De notre correspondant dans la région,
Que s'est-il exactement passé cette semaine à Kiev ?
Mardi, le président Petro Porochenko a annoncé soutenir la création d’une Eglise unifiée, et deux jours plus tard, cette démarche a été approuvée par le Parlement. La situation de l’Ukraine est paradoxale. C’est à Kiev, il y a plus de 1 000 ans, qu’est née la civilisation slave orthodoxe. Seulement, au XVIIe siècle, le siège de l’Eglise orthodoxe a été transféré de Kiev à Moscou et depuis quatre siècles, l’Ukraine se trouve de facto sous l’autorité juridique du Patriarcat de Moscou.
Les autorités souhaitent donc une Eglise autocéphale, indépendante, comme cela est le cas ailleurs, en Roumanie ou en Serbie par exemple.

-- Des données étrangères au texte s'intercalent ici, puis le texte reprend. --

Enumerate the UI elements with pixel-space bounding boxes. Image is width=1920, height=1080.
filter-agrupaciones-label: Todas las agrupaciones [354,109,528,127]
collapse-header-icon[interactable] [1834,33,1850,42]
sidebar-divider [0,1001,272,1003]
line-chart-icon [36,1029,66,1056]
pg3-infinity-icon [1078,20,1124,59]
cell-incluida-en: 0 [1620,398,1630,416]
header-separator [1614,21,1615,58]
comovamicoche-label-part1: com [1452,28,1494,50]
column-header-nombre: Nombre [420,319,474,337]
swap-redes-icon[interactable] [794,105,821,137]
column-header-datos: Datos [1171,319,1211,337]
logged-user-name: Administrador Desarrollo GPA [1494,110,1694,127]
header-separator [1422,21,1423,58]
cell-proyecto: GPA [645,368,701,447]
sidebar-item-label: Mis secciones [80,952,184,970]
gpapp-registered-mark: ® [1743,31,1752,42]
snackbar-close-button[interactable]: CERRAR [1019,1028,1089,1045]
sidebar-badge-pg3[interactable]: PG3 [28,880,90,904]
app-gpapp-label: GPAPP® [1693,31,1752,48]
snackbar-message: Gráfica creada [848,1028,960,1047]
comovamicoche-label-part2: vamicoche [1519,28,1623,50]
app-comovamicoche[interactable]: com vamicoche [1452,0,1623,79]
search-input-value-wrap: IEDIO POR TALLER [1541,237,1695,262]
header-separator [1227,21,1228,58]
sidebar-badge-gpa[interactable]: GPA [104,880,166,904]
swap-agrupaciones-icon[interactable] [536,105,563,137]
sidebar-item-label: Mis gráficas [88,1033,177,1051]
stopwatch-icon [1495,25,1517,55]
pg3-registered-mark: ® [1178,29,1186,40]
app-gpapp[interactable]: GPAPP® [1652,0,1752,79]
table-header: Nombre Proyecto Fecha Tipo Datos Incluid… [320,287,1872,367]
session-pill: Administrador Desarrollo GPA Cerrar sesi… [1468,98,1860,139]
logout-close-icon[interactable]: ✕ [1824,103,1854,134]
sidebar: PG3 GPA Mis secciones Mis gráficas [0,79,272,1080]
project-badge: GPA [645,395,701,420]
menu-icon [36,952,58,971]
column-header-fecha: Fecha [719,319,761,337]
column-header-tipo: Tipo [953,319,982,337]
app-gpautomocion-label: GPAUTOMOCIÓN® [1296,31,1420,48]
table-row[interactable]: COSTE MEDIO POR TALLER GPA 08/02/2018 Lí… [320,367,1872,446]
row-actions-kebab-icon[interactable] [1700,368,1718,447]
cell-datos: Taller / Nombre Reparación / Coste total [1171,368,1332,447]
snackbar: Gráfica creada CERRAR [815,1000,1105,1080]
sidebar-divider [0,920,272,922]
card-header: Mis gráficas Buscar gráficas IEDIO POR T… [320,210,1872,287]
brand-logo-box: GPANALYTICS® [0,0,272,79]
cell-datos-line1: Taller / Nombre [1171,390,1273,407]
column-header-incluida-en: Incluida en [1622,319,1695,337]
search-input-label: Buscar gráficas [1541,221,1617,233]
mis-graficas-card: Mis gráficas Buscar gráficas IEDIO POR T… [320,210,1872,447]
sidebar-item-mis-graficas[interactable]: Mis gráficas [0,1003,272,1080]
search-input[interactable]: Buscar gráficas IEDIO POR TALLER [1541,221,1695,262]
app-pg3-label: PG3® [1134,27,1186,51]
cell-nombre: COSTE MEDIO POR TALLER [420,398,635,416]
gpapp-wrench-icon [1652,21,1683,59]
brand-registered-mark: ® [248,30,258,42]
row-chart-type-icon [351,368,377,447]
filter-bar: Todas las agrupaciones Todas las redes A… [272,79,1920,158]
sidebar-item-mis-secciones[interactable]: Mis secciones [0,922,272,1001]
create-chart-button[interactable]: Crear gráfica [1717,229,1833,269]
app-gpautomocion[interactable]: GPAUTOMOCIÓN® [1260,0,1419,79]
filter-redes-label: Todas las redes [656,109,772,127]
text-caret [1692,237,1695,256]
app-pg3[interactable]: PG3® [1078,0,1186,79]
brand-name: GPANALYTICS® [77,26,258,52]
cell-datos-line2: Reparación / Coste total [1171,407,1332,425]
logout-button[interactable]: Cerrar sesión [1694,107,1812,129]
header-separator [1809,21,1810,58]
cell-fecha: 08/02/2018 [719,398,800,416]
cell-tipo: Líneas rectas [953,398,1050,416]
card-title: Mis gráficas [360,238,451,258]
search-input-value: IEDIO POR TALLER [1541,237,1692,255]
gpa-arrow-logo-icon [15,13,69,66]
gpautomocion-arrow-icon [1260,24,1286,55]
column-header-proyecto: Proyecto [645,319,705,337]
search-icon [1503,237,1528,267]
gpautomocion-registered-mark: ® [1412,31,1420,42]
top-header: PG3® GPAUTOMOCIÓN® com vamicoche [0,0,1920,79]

Et pour ce faire, Petro Porochenko s’est rendu à Istanbul, à Pâques, il y a rencontré le patriarche œcuménique de Constantinople, Bartholomée, qui lui seul peut donner son accord à la création d’une nouvelle Eglise orthodoxe.
A quoi ressemble le paysage religieux en Ukraine aujourd’hui ?
L’Ukraine, aujourd’hui, c’est 70% de chrétiens orthodoxes, soit 30 millions de personnes, divisées en trois courants. Pour faire simple, concentrons-nous sur deux d’entre eux. Depuis quatre siècles, c’est l’Eglise du patriarcat de Moscou qui domine. Elle a été tolérée par les autorités soviétiques et elle dispose d’un réseau de plus de 12 000 paroisses.
Mais en 1992, un patriarcat de Kiev a été créé. Schismatique, non reconnu,
il contrôle environ 5 000 paroisses. Il y a dix ans, seuls 15% des Ukrainiens se reconnaissaient dans cette Eglise, mais aujourd’hui, 40% des Ukrainiens soutiennent le patriarcat de Kiev, et seulement 25% le patriarcat de Moscou.
Est-ce là un nouvel épisode de la guerre que se livre Moscou et Kiev ?
Pas tout à fait, car à vrai dire, la religion joue un rôle secondaire dans le conflit
entre les deux pays. Seulement, en 2014, les prélats du patriarcat de Moscou en Ukraine ont adopté des positions ambiguës, voire pro-russes, sur le dossier de la Crimée par exemple. Mais certains prêtres ont également soutenu l’action armée des séparatistes dans le Donbass.
Aujourd’hui, beaucoup d’Ukrainiens considèrent le patriarcat de Moscou comme un relais d’influence des politiques du Kremlin, voire un facteur de déstabilisation. Au final, l’annonce de Petro Porochenko vise à consolider la construction nationale, à couper les relais russes en Ukraine, qu’ils soient politiques, économiques ou spirituels, et à asséner pour de bon, que l’Ukraine n’appartient pas à la Russie.